私にとっては、中東の国は初めてのことであり、いろいろな面で啓蒙されることが多い旅であった。往きは、シンセンに滞在していたため、香港経由でドーハに向かった。約数時間の飛行の結果、砂漠の中に造られた空港に下り立つ。予想通り暑い。予想外であったのは、黒い衣装の女性や白いコートとターバンをつけた男性の衣装が、まったく違和感がない。特にこの国の女性にとっては、あの黒い衣装が、女性をもっとも綺麗に引き立てるものであることがわかった。

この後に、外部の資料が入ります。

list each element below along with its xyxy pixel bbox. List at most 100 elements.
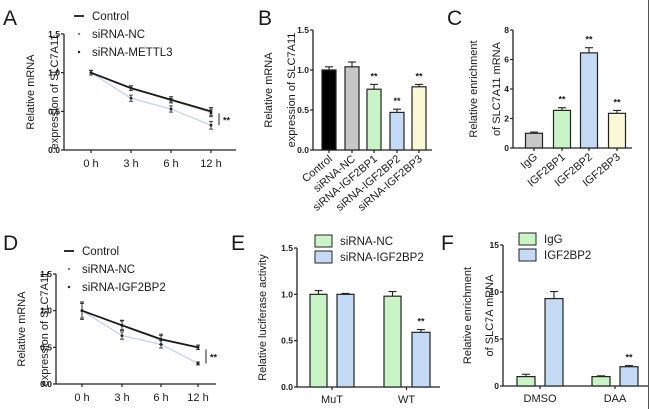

講演の対象は、30人程度のカタールガスのマネージャー達で、日本からは私の他に、3名の生産関係の専門家が参加した。私の演題は、「製造業が国を支える」 ―資源は有限、人の智恵と成長は無限、それを生かして製造業の競争力を強化する― であった。その論旨を以下に掲載するので参考にして欲しい。
「講演論旨」
我が国は小資源国である。そのため、資源を有効に活用しそれを補うために、製造業を大切にしている。トヨタ生産方式は、そのような日本の戦後の焦土の中で生れ育ってきたもので、現在では日本の製造業の代表的な生産方式である。
この生産方式は、当時の日本の多くの経営者が持つ経営思想のもとで、経営者と現場の人達が一緒になって、実際の仕事の中で開発し育成したものである。そのため他に類を見ない独創的な多くの生産方法を包含し、一つのシステムとして具体化している。この方式に底流する経営思想と手法は、欧米を中心に発達した現在の一般的なものとは、全く異質なものである。したがって、トヨタ生産方式で機能している(日本流の)企業の経営マネジメントは、当然欧米流のものとは違うもので、日本ばかりではなく世界のマネジャーも注目すべき問題である。
欧米流のマネージメントは、マネージヤーまたは特定の人のアイデアを、他の人々に行わせることを目的に、自分以外の他の人を管理するためのものである。一方日本流は、会社の目的と目標を人々と共有し、その達成に向かって自主的な活動を展開する中での、マネージャ−が任務を完遂するために、自分自身を管理する。
そのためには、人々が誰からも指示されなくても「仕事が判る」こと。またそのことがすぐ「実行出来る」ように仕事の環境を整備しなければならない。その環境づくりのためには、行動の「目的と目標の共有」、活動の「継続」と「具体性」が重要になる。